When a nerve is compressed, the function of the nerve is decreased. This leads to the symptoms that direct patients to their physicians. More specifically, symptoms include numbness in the thumb, index, long, and half of the ring fingers. This numbness can be intermittent or constant, and is generally related to the amount of time the nerve has been compressed. If the nerve has been compressed for a longer period of time, you may experience constant numbness. Often, patients will mention a decrease in grip strength because part of the median nerve controls some of the Thenar Muscles in the base of the thumb. The decrease in grip strength is seen mostly in patients who have had carpal tunnel syndrome for a long time. Other patients report dropping items because they cannot feel what they are picking up or do not have the strength to hold onto items.
To help confirm the diagnosis of carpal tunnel syndrome, a nerve conduction study is performed. This is a valuable tool to help confirm the clinical impression obtained when a patient presents for evaluation of carpal tunnel syndrome. Often times, the nerve conduction study will determine if the condition is mild moderate or severe.
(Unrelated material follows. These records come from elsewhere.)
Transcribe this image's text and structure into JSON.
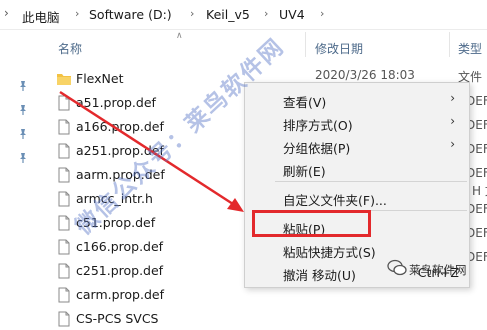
{
  "breadcrumb": {
    "segments": [
      "此电脑",
      "Software (D:)",
      "Keil_v5",
      "UV4"
    ]
  },
  "columns": {
    "name": "名称",
    "date": "修改日期",
    "type": "类型"
  },
  "files": [
    {
      "name": "FlexNet",
      "kind": "folder"
    },
    {
      "name": "a51.prop.def",
      "kind": "file"
    },
    {
      "name": "a166.prop.def",
      "kind": "file"
    },
    {
      "name": "a251.prop.def",
      "kind": "file"
    },
    {
      "name": "aarm.prop.def",
      "kind": "file"
    },
    {
      "name": "armcc_intr.h",
      "kind": "file"
    },
    {
      "name": "c51.prop.def",
      "kind": "file"
    },
    {
      "name": "c166.prop.def",
      "kind": "file"
    },
    {
      "name": "c251.prop.def",
      "kind": "file"
    },
    {
      "name": "carm.prop.def",
      "kind": "file"
    },
    {
      "name": "CS-PCS SVCS",
      "kind": "file"
    }
  ],
  "side_text": {
    "flexnet_date": "2020/3/26 18:03",
    "flexnet_type": "文件",
    "type_def1": "DEF 文",
    "type_def2": "DEF 文",
    "type_def3": "DEF 文",
    "type_def4": "DEF 文",
    "type_h": "H 文",
    "type_def5": "DEF 文",
    "type_def6": "DEF 文",
    "type_def7": "DEF 文",
    "type_def8": "DEF 文"
  },
  "context_menu": {
    "items": [
      {
        "label": "查看(V)",
        "submenu": true
      },
      {
        "label": "排序方式(O)",
        "submenu": true
      },
      {
        "label": "分组依据(P)",
        "submenu": true
      },
      {
        "label": "刷新(E)",
        "submenu": false
      },
      {
        "label": "自定义文件夹(F)...",
        "submenu": false
      },
      {
        "label": "粘贴(P)",
        "submenu": false
      },
      {
        "label": "粘贴快捷方式(S)",
        "submenu": false
      },
      {
        "label": "撤消 移动(U)",
        "submenu": false,
        "shortcut": "Ctrl+Z"
      }
    ],
    "highlighted": "粘贴(P)"
  },
  "overlay": {
    "watermark": "微信公众号：莱鸟软件网",
    "brand": "莱鸟软件网"
  },
  "colors": {
    "highlight_box": "#e3292c",
    "arrow": "#e3292c",
    "folder": "#f3c243",
    "header_text": "#4d6a8a"
  }
}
Early carpal tunnel syndrome (mild) can be treated conservatively. This involves occupational therapy which often improves the symptoms. Splinting the wrist or steroid injections are other non-surgical treatments that can be useful. For more advanced carpal tunnel syndrome (moderate to severe), surgical intervention is required to release the compression on the nerve, which is done in the operating room. The median nerve is located in the carpal tunnel and compression on the median nerve is the reason for the symptoms. Releasing the compression helps eliminate the symptoms. Injury to the nerve is best avoided in the operating room.
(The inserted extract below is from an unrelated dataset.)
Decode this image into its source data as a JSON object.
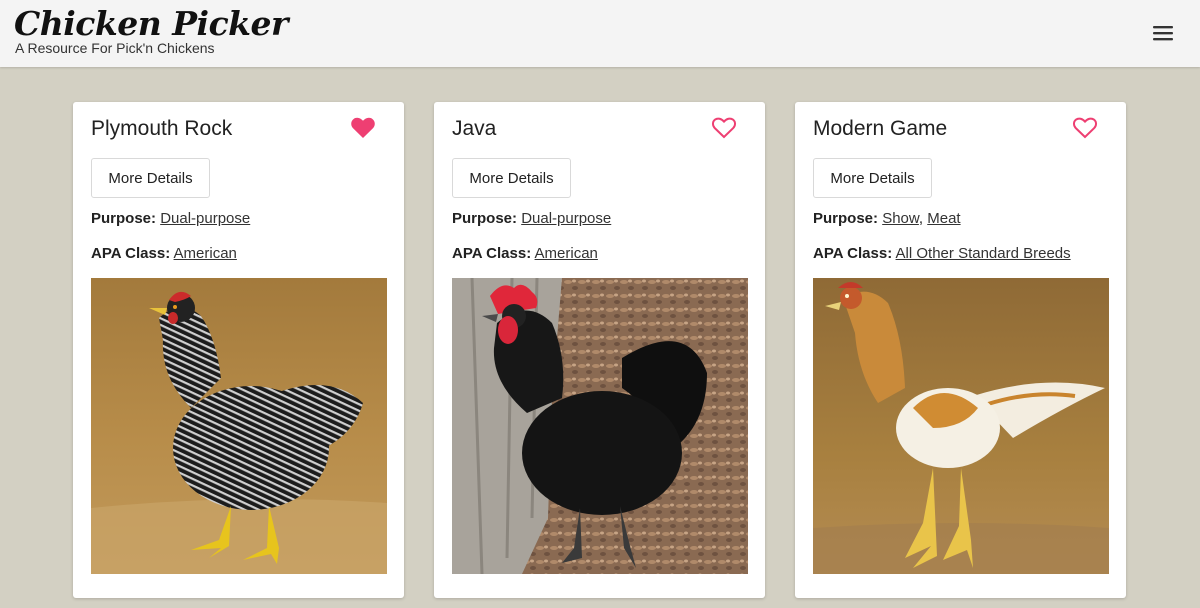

The median nerve is released when the carpal ligament is divided. There are a number of techniques used to release the pressure on the median nerve within the carpal tunnel. The traditional technique uses an incision over the carpal tunnel so that direct vision is used to see the median nerve and it is released as the carpal ligament is divided.
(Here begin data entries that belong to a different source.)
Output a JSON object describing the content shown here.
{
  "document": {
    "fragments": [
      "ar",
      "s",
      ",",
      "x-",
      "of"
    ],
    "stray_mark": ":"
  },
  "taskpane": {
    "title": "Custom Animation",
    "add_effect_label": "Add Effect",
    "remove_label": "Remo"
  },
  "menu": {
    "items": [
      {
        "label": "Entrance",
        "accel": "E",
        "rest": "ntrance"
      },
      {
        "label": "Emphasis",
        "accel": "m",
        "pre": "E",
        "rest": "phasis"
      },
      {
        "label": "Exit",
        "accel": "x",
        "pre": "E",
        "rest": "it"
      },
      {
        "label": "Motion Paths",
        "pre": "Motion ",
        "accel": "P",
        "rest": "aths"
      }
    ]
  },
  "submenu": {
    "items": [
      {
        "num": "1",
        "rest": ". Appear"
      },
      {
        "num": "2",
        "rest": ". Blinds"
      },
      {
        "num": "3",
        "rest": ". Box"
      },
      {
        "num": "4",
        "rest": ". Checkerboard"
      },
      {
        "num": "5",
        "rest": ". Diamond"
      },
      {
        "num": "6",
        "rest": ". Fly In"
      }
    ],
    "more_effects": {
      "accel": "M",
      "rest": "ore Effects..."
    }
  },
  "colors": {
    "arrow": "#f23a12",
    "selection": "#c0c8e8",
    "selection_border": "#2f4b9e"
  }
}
There is also an endoscopic release which uses an endoscope. This method makes an incision in the forearm and/or in the hand. Endoscopic release will also divide the carpal ligament. There are advocates for both the traditional carpal tunnel release and the endoscopic carpal tunnel release. The choice of which to use is a decision the surgeon makes.
The procedure itself is a short procedure and usually takes a few minutes from the time of the skin incision till the incision is closed. The procedure can be done under a Regional Block (a Bier Block) or under local anesthesia and sedation. This is determined by the surgeon’s preference.
Postoperatively, the patient will usually report sensation has returned within a day; however, some patients require a longer time to regain sensation. The length of time required to regain sensation is sometimes dependent upon the severity of the carpal tunnel syndrome. More severe carpal tunnel requires a longer time to regain sensation than a patient with moderate or mild carpal tunnel syndrome.
Patients are also required to wear splints postoperatively. For the first 2 weeks post-surgery, patients are required to wear a gel splint. Afterwards, patients will switch over to a laser splint for another 2-4 weeks.
The patient will also experience a decreased grip strength after carpal tunnel release. This is only temporary. The grip strength will return within 2-6 weeks in most cases.